Roche has reported positive phase III results for Gazyva®/Gazyvaro® (obinutuzumab) in adults with primary membranous nephropathy, marking a significant development in the treatment of the chronic autoimmune kidney disease.
The global phase III MAJESTY study met its primary endpoint, demonstrating that a statistically significantly higher proportion of patients treated with Gazyva/Gazyvaro achieved complete remission at two years (104 weeks) compared with those receiving tacrolimus. The results were described as both statistically significant and clinically meaningful. The safety profile of Gazyva/Gazyvaro was consistent with its established record, with no new safety signals identified.
Analysis of key secondary endpoints also showed significant benefits for Gazyva/Gazyvaro over tacrolimus, including higher rates of overall remission—defined as complete or partial remission—at week 104 and complete remission at week 76.
Primary membranous nephropathy is a chronic autoimmune disorder in which the immune system attacks the kidney’s filtering units, or glomeruli, leading to protein leakage in the urine and progressive decline in kidney function. The condition is estimated to affect nearly 88,000 people in the European Union and more than 96,000 in the United States. Despite existing treatment approaches, up to 30% of patients progress to kidney failure within 10 years, often requiring dialysis or transplantation. Achieving complete remission is considered critical to preserving kidney function and reducing the risk of life-threatening complications such as kidney failure, idiopathic nephrotic syndrome, blood clots and cardiovascular disease.
If approved for this indication, Gazyva/Gazyvaro could become the first therapy specifically indicated for primary membranous nephropathy, where treatment options remain limited. The drug is a glycoengineered, humanised Type II anti-CD20 monoclonal antibody designed to induce direct B-cell death and enhance antibody-dependent cellular cytotoxicity through a modified Fc region. By targeting CD20, a protein expressed on certain B cells, the therapy aims to achieve deep tissue B-cell depletion and address an underlying cause of autoimmune activity.
MAJESTY (NCT04629248) is a phase III, randomised, open-label, multicentre study that enrolled 142 participants, who were assigned in a 1:1 ratio to receive either Gazyva/Gazyvaro or tacrolimus. The primary endpoint was the proportion of patients achieving complete remission at week 104.

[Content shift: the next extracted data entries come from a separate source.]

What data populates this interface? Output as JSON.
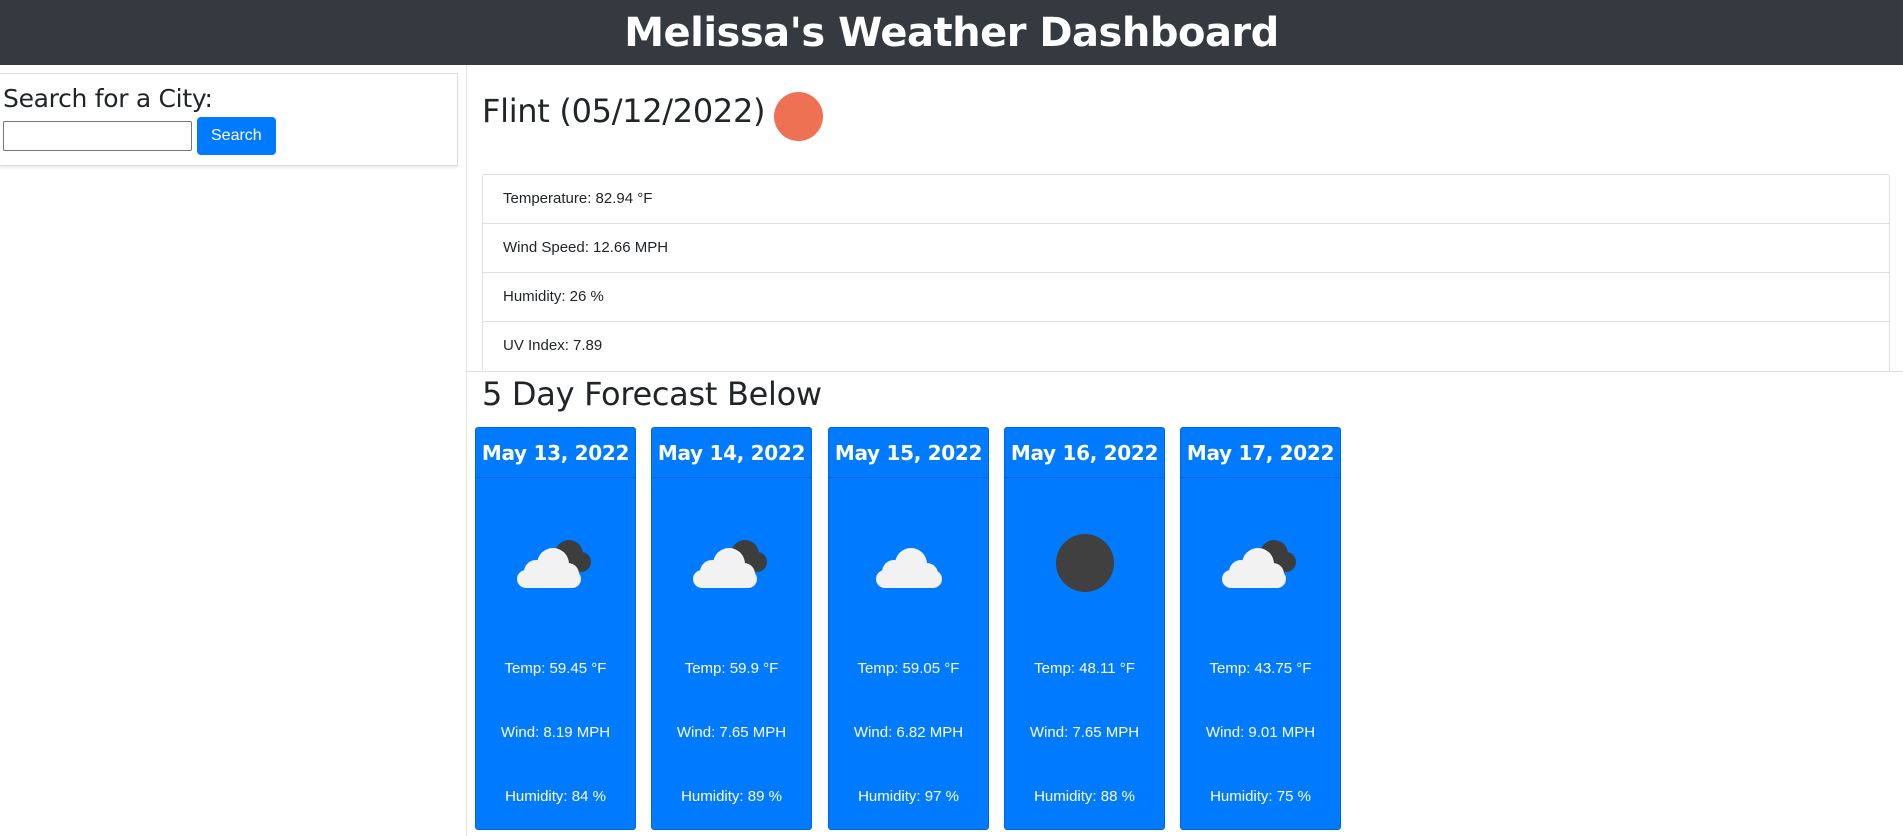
{
  "header": {
    "title": "Melissa's Weather Dashboard"
  },
  "search": {
    "heading": "Search for a City:",
    "input_value": "",
    "button_label": "Search"
  },
  "current": {
    "title": "Flint (05/12/2022)",
    "icon": "sun-icon",
    "icon_color": "#ef7153",
    "items": [
      {
        "label": "Temperature: 82.94 °F"
      },
      {
        "label": "Wind Speed: 12.66 MPH"
      },
      {
        "label": "Humidity: 26 %"
      },
      {
        "label": "UV Index: 7.89"
      }
    ]
  },
  "forecast": {
    "title": "5 Day Forecast Below",
    "accent_color": "#007bff",
    "days": [
      {
        "date": "May 13, 2022",
        "icon": "partly-cloudy-icon",
        "temp": "Temp: 59.45 °F",
        "wind": "Wind: 8.19 MPH",
        "humidity": "Humidity: 84 %"
      },
      {
        "date": "May 14, 2022",
        "icon": "partly-cloudy-icon",
        "temp": "Temp: 59.9 °F",
        "wind": "Wind: 7.65 MPH",
        "humidity": "Humidity: 89 %"
      },
      {
        "date": "May 15, 2022",
        "icon": "cloud-icon",
        "temp": "Temp: 59.05 °F",
        "wind": "Wind: 6.82 MPH",
        "humidity": "Humidity: 97 %"
      },
      {
        "date": "May 16, 2022",
        "icon": "dark-circle-icon",
        "temp": "Temp: 48.11 °F",
        "wind": "Wind: 7.65 MPH",
        "humidity": "Humidity: 88 %"
      },
      {
        "date": "May 17, 2022",
        "icon": "partly-cloudy-icon",
        "temp": "Temp: 43.75 °F",
        "wind": "Wind: 9.01 MPH",
        "humidity": "Humidity: 75 %"
      }
    ]
  }
}
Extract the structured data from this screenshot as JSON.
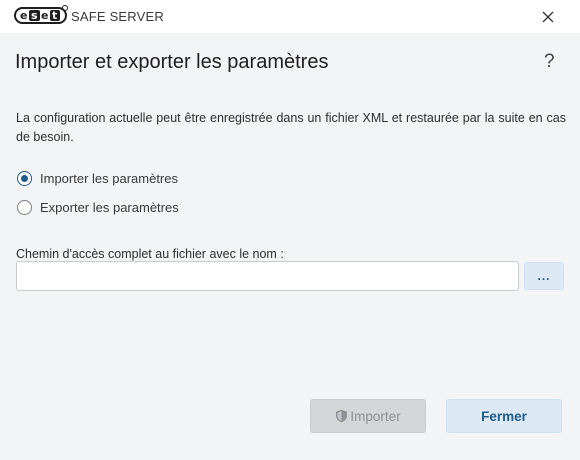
{
  "window": {
    "brand": "eset",
    "app_name": "SAFE SERVER"
  },
  "dialog": {
    "title": "Importer et exporter les paramètres",
    "help_label": "?",
    "description": "La configuration actuelle peut être enregistrée dans un fichier XML et restaurée par la suite en cas de besoin.",
    "options": [
      {
        "label": "Importer les paramètres",
        "selected": true
      },
      {
        "label": "Exporter les paramètres",
        "selected": false
      }
    ],
    "path_label": "Chemin d'accès complet au fichier avec le nom :",
    "path_value": "",
    "browse_label": "...",
    "import_button": "Importer",
    "import_enabled": false,
    "close_button": "Fermer"
  },
  "colors": {
    "accent": "#1f5a8c",
    "button_bg": "#dce9f5",
    "panel_bg": "#f3f4f6",
    "disabled_bg": "#d4d5d7"
  }
}
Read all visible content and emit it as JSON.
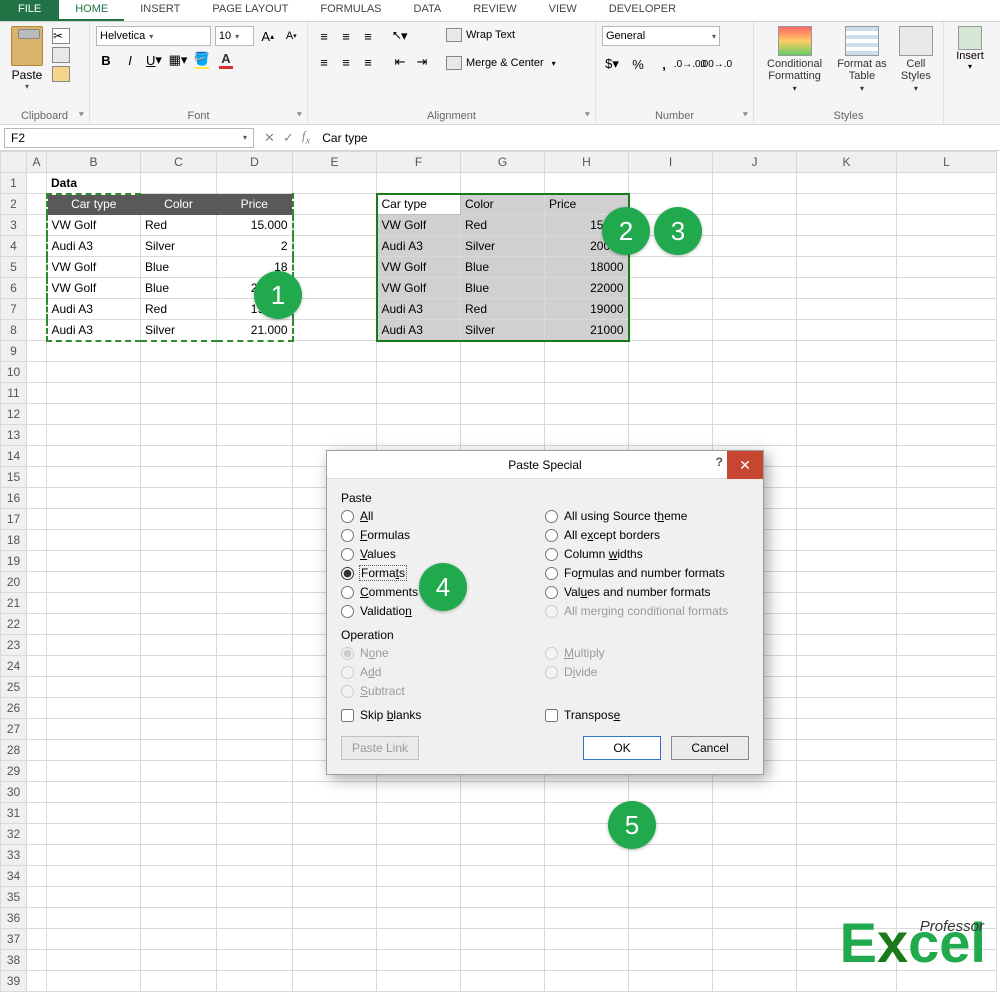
{
  "tabs": {
    "file": "FILE",
    "home": "HOME",
    "insert": "INSERT",
    "page": "PAGE LAYOUT",
    "formulas": "FORMULAS",
    "data": "DATA",
    "review": "REVIEW",
    "view": "VIEW",
    "developer": "DEVELOPER"
  },
  "ribbon": {
    "clipboard": {
      "paste": "Paste",
      "label": "Clipboard"
    },
    "font": {
      "name": "Helvetica",
      "size": "10",
      "label": "Font"
    },
    "align": {
      "wrap": "Wrap Text",
      "merge": "Merge & Center",
      "label": "Alignment"
    },
    "number": {
      "format": "General",
      "label": "Number"
    },
    "styles": {
      "cond": "Conditional Formatting",
      "tbl": "Format as Table",
      "cell": "Cell Styles",
      "label": "Styles"
    },
    "cells": {
      "insert": "Insert"
    }
  },
  "fx": {
    "namebox": "F2",
    "formula": "Car type"
  },
  "cols": [
    "A",
    "B",
    "C",
    "D",
    "E",
    "F",
    "G",
    "H",
    "I",
    "J",
    "K",
    "L"
  ],
  "title": "Data",
  "headers": [
    "Car type",
    "Color",
    "Price"
  ],
  "rows": [
    {
      "type": "VW Golf",
      "color": "Red",
      "price": "15.000",
      "p2": "15000"
    },
    {
      "type": "Audi A3",
      "color": "Silver",
      "price": "2",
      "p2": "20000"
    },
    {
      "type": "VW Golf",
      "color": "Blue",
      "price": "18",
      "p2": "18000"
    },
    {
      "type": "VW Golf",
      "color": "Blue",
      "price": "22.000",
      "p2": "22000"
    },
    {
      "type": "Audi A3",
      "color": "Red",
      "price": "19.000",
      "p2": "19000"
    },
    {
      "type": "Audi A3",
      "color": "Silver",
      "price": "21.000",
      "p2": "21000"
    }
  ],
  "badges": {
    "1": "1",
    "2": "2",
    "3": "3",
    "4": "4",
    "5": "5"
  },
  "dialog": {
    "title": "Paste Special",
    "pasteLabel": "Paste",
    "left": [
      "All",
      "Formulas",
      "Values",
      "Formats",
      "Comments",
      "Validation"
    ],
    "right": [
      "All using Source theme",
      "All except borders",
      "Column widths",
      "Formulas and number formats",
      "Values and number formats",
      "All merging conditional formats"
    ],
    "opLabel": "Operation",
    "opsLeft": [
      "None",
      "Add",
      "Subtract"
    ],
    "opsRight": [
      "Multiply",
      "Divide"
    ],
    "skip": "Skip blanks",
    "transpose": "Transpose",
    "pasteLink": "Paste Link",
    "ok": "OK",
    "cancel": "Cancel"
  },
  "logo": {
    "small": "Professor",
    "big": "Excel"
  }
}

The MAJESTY findings represent the fourth positive phase III study of Gazyva/Gazyvaro in immune-mediated diseases, following REGENCY in lupus nephritis, ALLEGORY in systemic lupus erythematosus and INShore in idiopathic nephrotic syndrome. The growing evidence base supports the drug’s potential across a range of immune-mediated conditions.
Gazyva/Gazyvaro is already approved in the United States and European Union for adults with active lupus nephritis, based on results from the REGENCY and NOBILITY studies, and is being evaluated in a global phase II trial in children and adolescents with lupus nephritis. The therapy is also approved in 100 countries for various haematological cancers.
Roche stated that the MAJESTY data will be presented at an upcoming medical meeting and shared with regulatory authorities, including the US Food and Drug Administration and the European Medicines Agency.
The company has been active in kidney disease research for more than two decades and maintains an extensive immunology pipeline focused on immune-mediated and kidney-related diseases. In addition to Gazyva/Gazyvaro, Roche has more than 10 phase II and III clinical studies underway targeting high unmet needs in immune-mediated kidney disorders, as part of its broader strategy to address the growing global burden of kidney disease.